Le aseguró a Palmerín que su música había hecho inteligibles todos los matices esquivos del sentimiento
que quería expresar en “La Peregrina” pero que las puras palabras no tenían el poder de transmitir. Felipe y el poeta urgieron a Palmerín a que terminara el trabajo sin retrasos para que se comenzara la orquestación lo antes posible. Comprendí que Palmerín había captado mucho más que el dolor de un alma individual cuando se separa de la persona amada. Me di cuenta —y desde entonces esa es la imagen que permanece en mí del instante encantado en el pequeño jardín— de que el compositor había atrapado en la red mágica del sonido, tejida con armonías extáticas y evocadores matices menores, vibraciones que penetraban la inefable tragedia antigua del Mayab”.
Oiga señora, ¿alcanzó a oír la canción terminada en vida de Felipe? Ella me dice entonces: “el viaje de Veracruz a Progreso a mediados de 1923 se llevó a cabo en medio de un terrible norte. La prensa de la capital nos había reportado perdidos, pero el “Jalisco” logró vencer la tormenta esa noche y, en medio del furioso huracán, escuché por primera vez la hermosa melodía de mi canción “La Peregrina”. La interpretó un cuarteto que Felipe había enviado a Veracruz para darme una serenata sorpresa afuera de mi camarote. No conocía el acompañamiento musical del entrañable Ricardo Palmerín, porque no había terminado de hacerlo hasta después de mi partida.

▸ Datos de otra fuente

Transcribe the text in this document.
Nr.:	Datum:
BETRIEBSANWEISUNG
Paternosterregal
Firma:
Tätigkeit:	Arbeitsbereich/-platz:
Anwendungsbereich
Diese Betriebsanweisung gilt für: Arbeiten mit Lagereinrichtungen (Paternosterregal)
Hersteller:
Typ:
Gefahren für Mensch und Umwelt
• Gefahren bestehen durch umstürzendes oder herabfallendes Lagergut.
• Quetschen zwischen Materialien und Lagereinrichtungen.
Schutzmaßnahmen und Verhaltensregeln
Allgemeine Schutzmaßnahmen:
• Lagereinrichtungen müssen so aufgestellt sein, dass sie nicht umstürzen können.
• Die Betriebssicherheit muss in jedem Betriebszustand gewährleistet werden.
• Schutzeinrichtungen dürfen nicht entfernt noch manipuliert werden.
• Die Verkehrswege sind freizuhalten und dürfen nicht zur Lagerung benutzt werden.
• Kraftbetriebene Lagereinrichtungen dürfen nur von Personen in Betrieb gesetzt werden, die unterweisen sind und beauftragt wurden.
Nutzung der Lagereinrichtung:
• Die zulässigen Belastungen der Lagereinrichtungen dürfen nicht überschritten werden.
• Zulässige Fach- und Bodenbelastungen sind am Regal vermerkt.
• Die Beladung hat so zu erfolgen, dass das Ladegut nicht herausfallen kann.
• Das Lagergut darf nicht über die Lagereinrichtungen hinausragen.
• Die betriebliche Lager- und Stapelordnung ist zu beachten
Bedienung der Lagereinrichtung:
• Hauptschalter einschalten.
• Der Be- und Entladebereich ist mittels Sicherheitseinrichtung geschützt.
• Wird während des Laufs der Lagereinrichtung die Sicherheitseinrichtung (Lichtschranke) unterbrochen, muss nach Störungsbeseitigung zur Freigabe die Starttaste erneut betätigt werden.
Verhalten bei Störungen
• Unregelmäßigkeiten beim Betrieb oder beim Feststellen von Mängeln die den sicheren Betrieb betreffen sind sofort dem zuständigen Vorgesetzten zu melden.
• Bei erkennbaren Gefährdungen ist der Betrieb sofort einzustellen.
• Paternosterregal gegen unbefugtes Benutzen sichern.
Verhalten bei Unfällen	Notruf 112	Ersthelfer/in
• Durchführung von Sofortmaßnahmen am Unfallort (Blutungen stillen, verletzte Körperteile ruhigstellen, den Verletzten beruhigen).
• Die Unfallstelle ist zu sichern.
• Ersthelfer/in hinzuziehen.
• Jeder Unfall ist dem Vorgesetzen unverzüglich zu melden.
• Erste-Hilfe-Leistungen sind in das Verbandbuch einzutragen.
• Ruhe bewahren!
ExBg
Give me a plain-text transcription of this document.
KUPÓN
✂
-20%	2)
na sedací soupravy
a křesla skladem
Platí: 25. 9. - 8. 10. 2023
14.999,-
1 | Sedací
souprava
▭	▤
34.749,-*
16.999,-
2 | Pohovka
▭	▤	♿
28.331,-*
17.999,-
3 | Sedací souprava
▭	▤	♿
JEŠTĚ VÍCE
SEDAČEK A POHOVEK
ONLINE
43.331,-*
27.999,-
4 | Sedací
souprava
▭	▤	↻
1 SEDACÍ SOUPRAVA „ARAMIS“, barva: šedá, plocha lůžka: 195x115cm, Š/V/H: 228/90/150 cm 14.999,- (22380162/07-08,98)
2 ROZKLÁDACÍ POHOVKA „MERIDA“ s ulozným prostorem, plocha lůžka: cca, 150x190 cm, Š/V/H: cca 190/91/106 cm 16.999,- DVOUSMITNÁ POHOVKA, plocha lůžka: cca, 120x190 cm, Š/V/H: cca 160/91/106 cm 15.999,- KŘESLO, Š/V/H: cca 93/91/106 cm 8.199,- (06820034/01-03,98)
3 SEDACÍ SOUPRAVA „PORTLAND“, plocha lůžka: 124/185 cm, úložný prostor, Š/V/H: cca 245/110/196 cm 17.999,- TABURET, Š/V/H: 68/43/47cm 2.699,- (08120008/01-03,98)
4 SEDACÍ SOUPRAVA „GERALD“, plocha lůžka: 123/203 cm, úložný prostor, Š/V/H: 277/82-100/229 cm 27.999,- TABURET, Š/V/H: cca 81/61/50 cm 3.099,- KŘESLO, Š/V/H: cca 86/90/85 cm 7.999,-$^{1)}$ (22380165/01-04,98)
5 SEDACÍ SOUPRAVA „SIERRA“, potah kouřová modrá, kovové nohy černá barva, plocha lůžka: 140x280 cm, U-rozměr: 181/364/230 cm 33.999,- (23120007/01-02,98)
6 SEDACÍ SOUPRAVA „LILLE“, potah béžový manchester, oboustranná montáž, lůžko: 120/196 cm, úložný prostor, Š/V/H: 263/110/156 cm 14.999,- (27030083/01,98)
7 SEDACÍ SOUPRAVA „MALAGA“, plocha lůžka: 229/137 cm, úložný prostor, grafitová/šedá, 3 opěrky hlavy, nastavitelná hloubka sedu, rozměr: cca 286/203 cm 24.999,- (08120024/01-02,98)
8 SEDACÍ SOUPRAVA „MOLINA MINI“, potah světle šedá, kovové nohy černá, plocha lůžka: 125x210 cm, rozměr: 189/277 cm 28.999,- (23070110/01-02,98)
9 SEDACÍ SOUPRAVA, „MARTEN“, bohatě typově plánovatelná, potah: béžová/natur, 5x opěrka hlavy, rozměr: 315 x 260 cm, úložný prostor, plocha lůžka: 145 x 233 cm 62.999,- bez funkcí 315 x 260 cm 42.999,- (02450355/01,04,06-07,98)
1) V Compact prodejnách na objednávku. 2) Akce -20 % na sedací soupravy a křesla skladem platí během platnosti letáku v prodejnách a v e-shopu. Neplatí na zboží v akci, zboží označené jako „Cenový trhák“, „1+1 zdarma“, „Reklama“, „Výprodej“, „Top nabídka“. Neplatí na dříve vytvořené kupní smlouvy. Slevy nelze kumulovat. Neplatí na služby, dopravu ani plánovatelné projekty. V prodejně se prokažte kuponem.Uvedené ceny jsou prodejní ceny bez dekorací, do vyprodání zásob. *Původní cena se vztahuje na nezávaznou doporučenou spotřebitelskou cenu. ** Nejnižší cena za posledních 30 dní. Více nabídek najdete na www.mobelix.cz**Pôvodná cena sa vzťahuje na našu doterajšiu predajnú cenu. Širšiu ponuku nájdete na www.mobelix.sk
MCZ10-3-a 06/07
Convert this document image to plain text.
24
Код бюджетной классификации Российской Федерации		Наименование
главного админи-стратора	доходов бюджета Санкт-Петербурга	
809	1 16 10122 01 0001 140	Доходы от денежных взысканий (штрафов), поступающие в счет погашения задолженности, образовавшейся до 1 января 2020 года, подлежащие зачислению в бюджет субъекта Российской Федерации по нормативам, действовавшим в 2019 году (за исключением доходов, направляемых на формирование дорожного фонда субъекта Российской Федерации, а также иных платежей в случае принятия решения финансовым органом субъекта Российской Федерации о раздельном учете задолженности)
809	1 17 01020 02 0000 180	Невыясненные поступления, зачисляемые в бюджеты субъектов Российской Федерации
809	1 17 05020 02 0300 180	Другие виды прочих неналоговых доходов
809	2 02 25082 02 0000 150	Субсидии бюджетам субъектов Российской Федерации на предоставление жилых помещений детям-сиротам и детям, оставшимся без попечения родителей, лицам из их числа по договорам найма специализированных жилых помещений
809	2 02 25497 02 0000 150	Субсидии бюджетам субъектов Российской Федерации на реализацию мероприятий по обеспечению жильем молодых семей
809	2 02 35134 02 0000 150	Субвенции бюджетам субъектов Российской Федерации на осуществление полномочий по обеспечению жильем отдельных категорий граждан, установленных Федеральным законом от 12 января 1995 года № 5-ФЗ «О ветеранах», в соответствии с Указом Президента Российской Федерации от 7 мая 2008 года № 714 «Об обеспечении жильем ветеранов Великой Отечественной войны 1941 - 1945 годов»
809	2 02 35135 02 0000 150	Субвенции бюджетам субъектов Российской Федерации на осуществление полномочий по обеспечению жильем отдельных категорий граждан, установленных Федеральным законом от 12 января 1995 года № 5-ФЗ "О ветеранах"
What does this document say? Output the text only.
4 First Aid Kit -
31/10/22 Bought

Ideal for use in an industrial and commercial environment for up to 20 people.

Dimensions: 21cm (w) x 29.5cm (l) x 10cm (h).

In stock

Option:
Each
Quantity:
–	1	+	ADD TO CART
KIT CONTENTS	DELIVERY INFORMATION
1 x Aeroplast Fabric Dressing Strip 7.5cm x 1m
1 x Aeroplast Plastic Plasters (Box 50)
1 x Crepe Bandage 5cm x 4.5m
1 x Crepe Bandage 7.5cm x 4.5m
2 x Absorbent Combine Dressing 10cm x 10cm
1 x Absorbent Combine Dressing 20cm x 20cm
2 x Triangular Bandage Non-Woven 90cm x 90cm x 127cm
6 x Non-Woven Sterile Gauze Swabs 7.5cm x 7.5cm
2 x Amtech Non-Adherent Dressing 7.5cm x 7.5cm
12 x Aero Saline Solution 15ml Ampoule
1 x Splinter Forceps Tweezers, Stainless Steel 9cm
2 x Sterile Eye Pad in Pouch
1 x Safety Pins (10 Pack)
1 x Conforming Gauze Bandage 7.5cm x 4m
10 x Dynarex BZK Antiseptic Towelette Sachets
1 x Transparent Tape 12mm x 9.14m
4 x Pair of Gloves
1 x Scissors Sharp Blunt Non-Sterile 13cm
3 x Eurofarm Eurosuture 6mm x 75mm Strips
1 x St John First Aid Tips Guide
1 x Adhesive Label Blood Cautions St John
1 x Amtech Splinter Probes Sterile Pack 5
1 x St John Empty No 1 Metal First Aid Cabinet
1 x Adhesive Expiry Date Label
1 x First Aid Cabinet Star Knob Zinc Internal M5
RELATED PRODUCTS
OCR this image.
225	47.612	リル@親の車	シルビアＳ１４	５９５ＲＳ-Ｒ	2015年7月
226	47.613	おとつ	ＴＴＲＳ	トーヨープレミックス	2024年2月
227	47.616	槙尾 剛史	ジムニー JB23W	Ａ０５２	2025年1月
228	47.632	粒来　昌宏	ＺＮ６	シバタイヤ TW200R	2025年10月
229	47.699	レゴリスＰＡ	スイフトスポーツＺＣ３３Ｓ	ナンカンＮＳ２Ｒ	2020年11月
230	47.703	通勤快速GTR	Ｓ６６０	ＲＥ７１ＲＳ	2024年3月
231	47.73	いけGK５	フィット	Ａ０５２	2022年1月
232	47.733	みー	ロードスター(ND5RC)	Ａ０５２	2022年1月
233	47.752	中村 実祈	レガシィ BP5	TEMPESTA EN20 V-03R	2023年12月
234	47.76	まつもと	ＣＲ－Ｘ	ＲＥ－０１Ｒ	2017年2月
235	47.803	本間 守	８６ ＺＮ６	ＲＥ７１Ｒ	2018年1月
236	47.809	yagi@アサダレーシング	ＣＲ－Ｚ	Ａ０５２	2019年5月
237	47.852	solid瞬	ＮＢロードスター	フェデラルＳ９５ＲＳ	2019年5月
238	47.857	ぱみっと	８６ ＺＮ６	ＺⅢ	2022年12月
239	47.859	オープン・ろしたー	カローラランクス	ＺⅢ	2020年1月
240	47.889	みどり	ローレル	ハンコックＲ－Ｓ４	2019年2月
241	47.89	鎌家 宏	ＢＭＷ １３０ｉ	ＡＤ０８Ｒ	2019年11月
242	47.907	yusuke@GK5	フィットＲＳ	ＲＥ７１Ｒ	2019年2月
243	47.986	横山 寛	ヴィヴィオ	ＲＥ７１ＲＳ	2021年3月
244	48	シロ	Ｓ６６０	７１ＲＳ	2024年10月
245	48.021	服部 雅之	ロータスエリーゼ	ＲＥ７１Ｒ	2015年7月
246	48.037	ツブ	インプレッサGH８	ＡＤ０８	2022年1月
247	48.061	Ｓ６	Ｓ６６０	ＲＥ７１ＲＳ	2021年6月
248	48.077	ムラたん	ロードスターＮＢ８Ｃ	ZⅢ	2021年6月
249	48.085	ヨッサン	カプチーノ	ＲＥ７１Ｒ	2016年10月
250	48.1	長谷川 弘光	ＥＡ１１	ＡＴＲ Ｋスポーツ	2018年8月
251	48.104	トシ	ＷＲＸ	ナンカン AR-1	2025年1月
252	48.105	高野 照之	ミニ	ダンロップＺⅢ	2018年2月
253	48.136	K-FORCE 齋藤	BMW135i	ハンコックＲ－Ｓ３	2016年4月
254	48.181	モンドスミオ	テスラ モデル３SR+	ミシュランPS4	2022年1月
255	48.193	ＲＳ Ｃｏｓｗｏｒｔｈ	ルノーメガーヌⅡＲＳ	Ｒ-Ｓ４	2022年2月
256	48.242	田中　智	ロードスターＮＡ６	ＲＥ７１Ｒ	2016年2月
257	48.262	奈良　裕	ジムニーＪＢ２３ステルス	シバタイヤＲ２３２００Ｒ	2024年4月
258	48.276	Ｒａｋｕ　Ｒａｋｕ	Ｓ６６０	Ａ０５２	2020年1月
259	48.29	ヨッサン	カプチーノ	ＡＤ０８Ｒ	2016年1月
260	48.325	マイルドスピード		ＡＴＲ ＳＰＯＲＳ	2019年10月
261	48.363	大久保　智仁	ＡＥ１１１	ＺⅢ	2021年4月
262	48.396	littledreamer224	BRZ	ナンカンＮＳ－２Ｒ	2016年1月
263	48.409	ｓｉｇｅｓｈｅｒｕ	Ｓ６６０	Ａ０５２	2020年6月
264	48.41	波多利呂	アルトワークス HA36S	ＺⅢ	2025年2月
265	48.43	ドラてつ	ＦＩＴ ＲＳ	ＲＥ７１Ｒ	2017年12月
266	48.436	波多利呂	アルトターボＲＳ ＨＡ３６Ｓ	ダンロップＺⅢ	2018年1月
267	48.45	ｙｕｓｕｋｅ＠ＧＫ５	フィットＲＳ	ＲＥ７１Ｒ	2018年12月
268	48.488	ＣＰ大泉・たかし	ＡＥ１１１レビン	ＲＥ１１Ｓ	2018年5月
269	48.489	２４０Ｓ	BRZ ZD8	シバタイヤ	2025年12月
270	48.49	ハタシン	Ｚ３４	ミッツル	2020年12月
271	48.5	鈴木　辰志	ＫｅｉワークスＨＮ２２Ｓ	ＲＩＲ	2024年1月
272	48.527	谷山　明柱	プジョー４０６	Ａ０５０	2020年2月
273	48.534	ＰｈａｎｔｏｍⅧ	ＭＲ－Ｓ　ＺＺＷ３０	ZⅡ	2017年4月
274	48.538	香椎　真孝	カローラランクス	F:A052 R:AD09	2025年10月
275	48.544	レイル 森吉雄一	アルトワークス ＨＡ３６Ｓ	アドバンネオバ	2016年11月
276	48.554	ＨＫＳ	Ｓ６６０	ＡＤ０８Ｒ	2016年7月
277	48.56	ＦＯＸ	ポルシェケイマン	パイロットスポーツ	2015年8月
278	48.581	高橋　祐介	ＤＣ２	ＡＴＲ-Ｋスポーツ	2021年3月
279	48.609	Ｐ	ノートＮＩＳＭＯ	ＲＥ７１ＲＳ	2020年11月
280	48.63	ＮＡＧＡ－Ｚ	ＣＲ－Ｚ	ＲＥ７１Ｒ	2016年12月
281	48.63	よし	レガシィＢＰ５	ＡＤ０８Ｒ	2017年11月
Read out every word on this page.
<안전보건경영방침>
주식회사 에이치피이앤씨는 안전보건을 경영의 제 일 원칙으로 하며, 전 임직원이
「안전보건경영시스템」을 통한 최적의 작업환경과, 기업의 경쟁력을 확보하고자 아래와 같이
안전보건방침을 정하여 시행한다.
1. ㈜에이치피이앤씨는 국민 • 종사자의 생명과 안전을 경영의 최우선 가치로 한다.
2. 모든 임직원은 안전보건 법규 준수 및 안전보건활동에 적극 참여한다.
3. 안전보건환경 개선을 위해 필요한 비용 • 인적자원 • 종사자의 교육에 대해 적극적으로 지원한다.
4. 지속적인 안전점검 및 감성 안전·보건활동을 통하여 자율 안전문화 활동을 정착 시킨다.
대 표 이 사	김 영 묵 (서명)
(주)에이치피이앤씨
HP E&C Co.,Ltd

Nacida en San Francisco, California, Estados Unidos, en 1889, Alma Reed se distinguió por sus esfuerzos a favor de los débiles y necesitados. A pesar de que Alma fue criada en una familia católica irlandesa, se distanció del catolicismo desde muy temprana edad, luego de que al morir su perro su madre le dijera que no se iría al cielo. No obstante, “la gota que derramó el vaso” fue cuando en El Vaticano, mientras rezaba arrodillada, un sacerdote la manoseó.